Song
- Published: 1945
- Songwriter: Oscar Hammerstein II
- Composer: Richard Rodgers

= Soliloquy (song) =

Song from the 1945 American musical Carousel

"Soliloquy" is a 1945 song composed by Richard Rodgers, with lyrics by Oscar Hammerstein II, written for their 1945 musical Carousel, where it was introduced by John Raitt. Gordon MacRae performs the song in the 1956 film version.

==Song narrative==
The now jobless carousel barker Billy Bigelow, the antihero of the musical, sings this seven-and-a-half-minute song just after he has learned he is about to become a father. In it, he happily daydreams over what it would be like to be a father to a boy, but midway through the song, he realizes that it could turn out to be a girl. The song immediately becomes more tender, as he begins to like the idea. At song's end, he considers that a girl needs the very best a father can offer, and decides to get money to provide for her. It is this idea that spurs him on to help his criminal pal Jigger Craigin in committing a robbery, an act which ultimately leads to personal disaster for Billy.

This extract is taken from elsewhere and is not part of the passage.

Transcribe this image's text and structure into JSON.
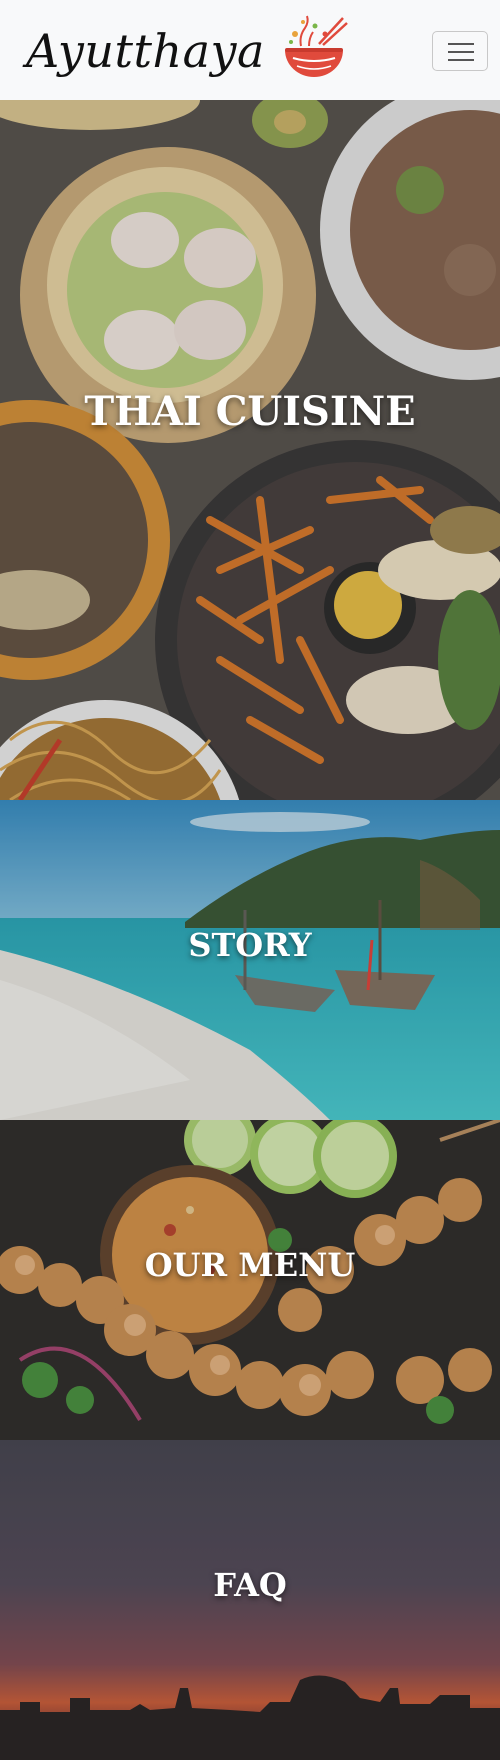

==Performance and recording==
The song is extremely unusual in that it requires the singer to sing solo (and occasionally speak) for a full seven and a half minutes, in the manner of an operatic aria, without the benefit of an accompanying choral group "taking up the slack", as is usually the case in long musical numbers (e.g. "Ol' Man River"). The lengthy song "Glitter and Be Gay", from Leonard Bernstein's Candide, makes a similar requirement of the soprano performing it.

With the time limitation of about 3:30 on a 10-inch 78 rpm record, Frank Sinatra's 7:57-long recording was released on Columbia's Masterwork label (the classical division) as two sides of a 12-inch record.

===Notable recordings===
Cast and studio albums feature John Raitt, Robert Goulet, Robert Merrill, Gordon MacRae, Alfred Drake, Michael Hayden and Samuel Ramey as Billy. Other recordings include the following:
- Frank Sinatra - The Concert Sinatra (1963), A Man And His Music (1965), Sinatra 80th: Live in Concert (1995)
- Sammy Davis Jr. - Mr. Entertainment (1961)
- Anthony Warlow - Centre Stage (1990)
- Mandy Patinkin - Mandy Patinkin (1989)
- Brian Stokes Mitchell - "Simply Broadway" (2012)
- Glen Campbell - Live at the Royal Festival Hall (SWBC-11707) (1977)

==Appearances in other media==
Mark sings snatches of the song to Rachel in Heartburn after learning she is pregnant with their first child. The song is also featured in Season 1 Episode 7 of Only Murders in the Building.